VA Resident Report: What is the management strategy of Kaposi Sarcoma and pneumocystis pneumonia in a HIV positive patient?

The Bottom Line:

The management of pulmonary KS is challenging. There is a risk of precipitating IRIS upon initiating cART. Chemotherapy can also cause further immunosuppression and increase the risk of further infections. In many of these patients, initiation of cART with careful monitoring for IRIS and empiric treatment of suspected infections may be the best therapeutic option. In some patients, there was a hesitancy to start cART if there was a history of poor medication adherence.
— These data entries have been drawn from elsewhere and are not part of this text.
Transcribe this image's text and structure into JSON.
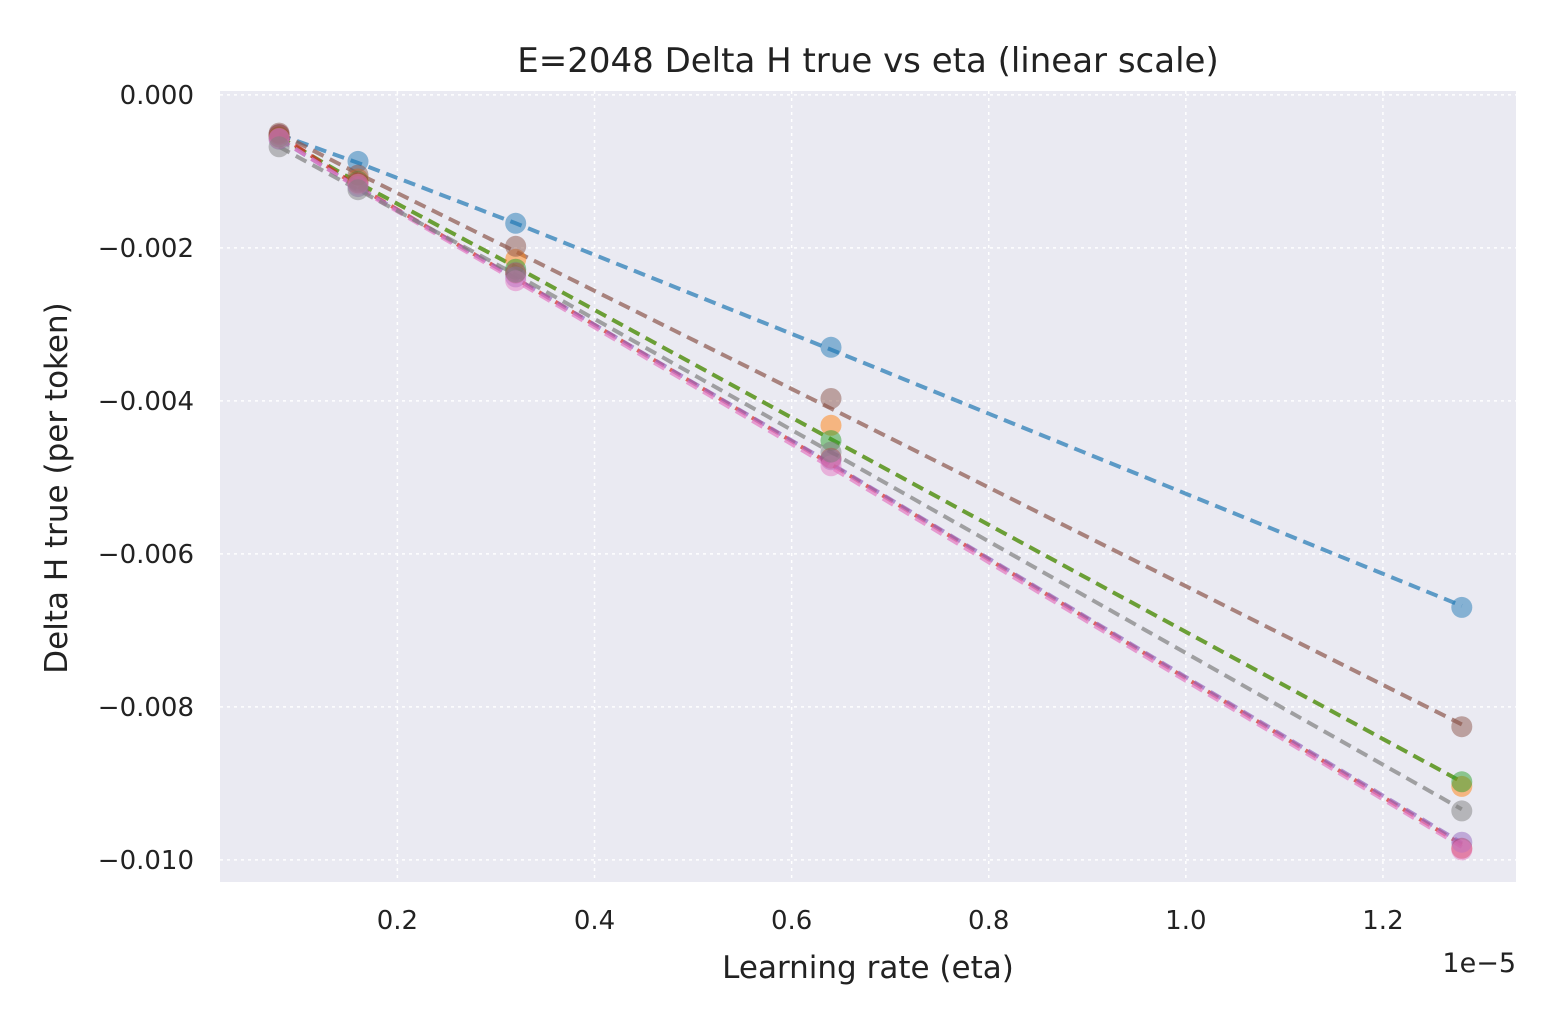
{
  "chart_data": {
    "type": "scatter",
    "title": "E=2048 Delta H true vs eta (linear scale)",
    "xlabel": "Learning rate (eta)",
    "ylabel": "Delta H true (per token)",
    "x_offset_label": "1e−5",
    "xlim": [
      0.02,
      1.335
    ],
    "ylim": [
      -0.01029,
      5e-05
    ],
    "x_ticks": [
      {
        "value": 0.2,
        "label": "0.2"
      },
      {
        "value": 0.4,
        "label": "0.4"
      },
      {
        "value": 0.6,
        "label": "0.6"
      },
      {
        "value": 0.8,
        "label": "0.8"
      },
      {
        "value": 1.0,
        "label": "1.0"
      },
      {
        "value": 1.2,
        "label": "1.2"
      }
    ],
    "y_ticks": [
      {
        "value": 0.0,
        "label": "0.000"
      },
      {
        "value": -0.002,
        "label": "−0.002"
      },
      {
        "value": -0.004,
        "label": "−0.004"
      },
      {
        "value": -0.006,
        "label": "−0.006"
      },
      {
        "value": -0.008,
        "label": "−0.008"
      },
      {
        "value": -0.01,
        "label": "−0.010"
      }
    ],
    "grid": true,
    "background": "#eaeaf2",
    "x": [
      0.08,
      0.16,
      0.32,
      0.64,
      1.28
    ],
    "series": [
      {
        "color": "#1f77b4",
        "points": [
          -0.00052,
          -0.00087,
          -0.00168,
          -0.0033,
          -0.0067
        ],
        "fit": [
          -0.00052,
          -0.00089,
          -0.00168,
          -0.00333,
          -0.00668
        ]
      },
      {
        "color": "#ff7f0e",
        "points": [
          -0.00055,
          -0.0011,
          -0.00215,
          -0.00432,
          -0.00904
        ],
        "fit": [
          -0.00055,
          -0.00115,
          -0.00225,
          -0.0045,
          -0.00898
        ]
      },
      {
        "color": "#2ca02c",
        "points": [
          -0.00055,
          -0.00113,
          -0.00228,
          -0.00452,
          -0.00898
        ],
        "fit": [
          -0.00055,
          -0.00115,
          -0.00225,
          -0.0045,
          -0.00898
        ]
      },
      {
        "color": "#d62728",
        "points": [
          -0.00052,
          -0.00115,
          -0.00233,
          -0.00475,
          -0.00985
        ],
        "fit": [
          -0.00052,
          -0.0012,
          -0.0024,
          -0.00483,
          -0.0098
        ]
      },
      {
        "color": "#9467bd",
        "points": [
          -0.00058,
          -0.0012,
          -0.00238,
          -0.00477,
          -0.00977
        ],
        "fit": [
          -0.00058,
          -0.00121,
          -0.0024,
          -0.00482,
          -0.00978
        ]
      },
      {
        "color": "#8c564b",
        "points": [
          -0.0005,
          -0.00105,
          -0.00198,
          -0.00397,
          -0.00826
        ],
        "fit": [
          -0.0005,
          -0.00103,
          -0.00205,
          -0.0041,
          -0.00823
        ]
      },
      {
        "color": "#e377c2",
        "points": [
          -0.00057,
          -0.00117,
          -0.00243,
          -0.00485,
          -0.00987
        ],
        "fit": [
          -0.00057,
          -0.00122,
          -0.00243,
          -0.00487,
          -0.00983
        ]
      },
      {
        "color": "#7f7f7f",
        "points": [
          -0.00068,
          -0.00124,
          -0.00232,
          -0.00467,
          -0.00936
        ],
        "fit": [
          -0.00068,
          -0.00124,
          -0.00235,
          -0.00467,
          -0.00934
        ]
      }
    ]
  }
}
Many of these patients required prolonged hospitalization, where their adherence could have been carefully monitored and encouraged.

Kasturia, S., Gunthel, C., Zeng, C., & Nguyen, M. (n.d.). Severe Kaposi Sarcoma in an Urban Public Hospital. AIDS Research and Human Retroviruses, 33(6), 583-589.

The majority of patients were highly immunosuppressed when KS was diagnosed (median CD4 count: 11), and 68% had multiple organ involvement with KS. Comorbidities at diagnosis included hepatitis B (26%) and pneumocystis pneumonia (33%). Frequent reasons for admission included skin and soft tissue complaints (28.4%) and respiratory complaints (27.2%). The estimated median survival after KS diagnosis was 3.0 years. Lung involvement, liver involvement, poor performance status, and low CD4 T cell count (<50) were associated with lower survival.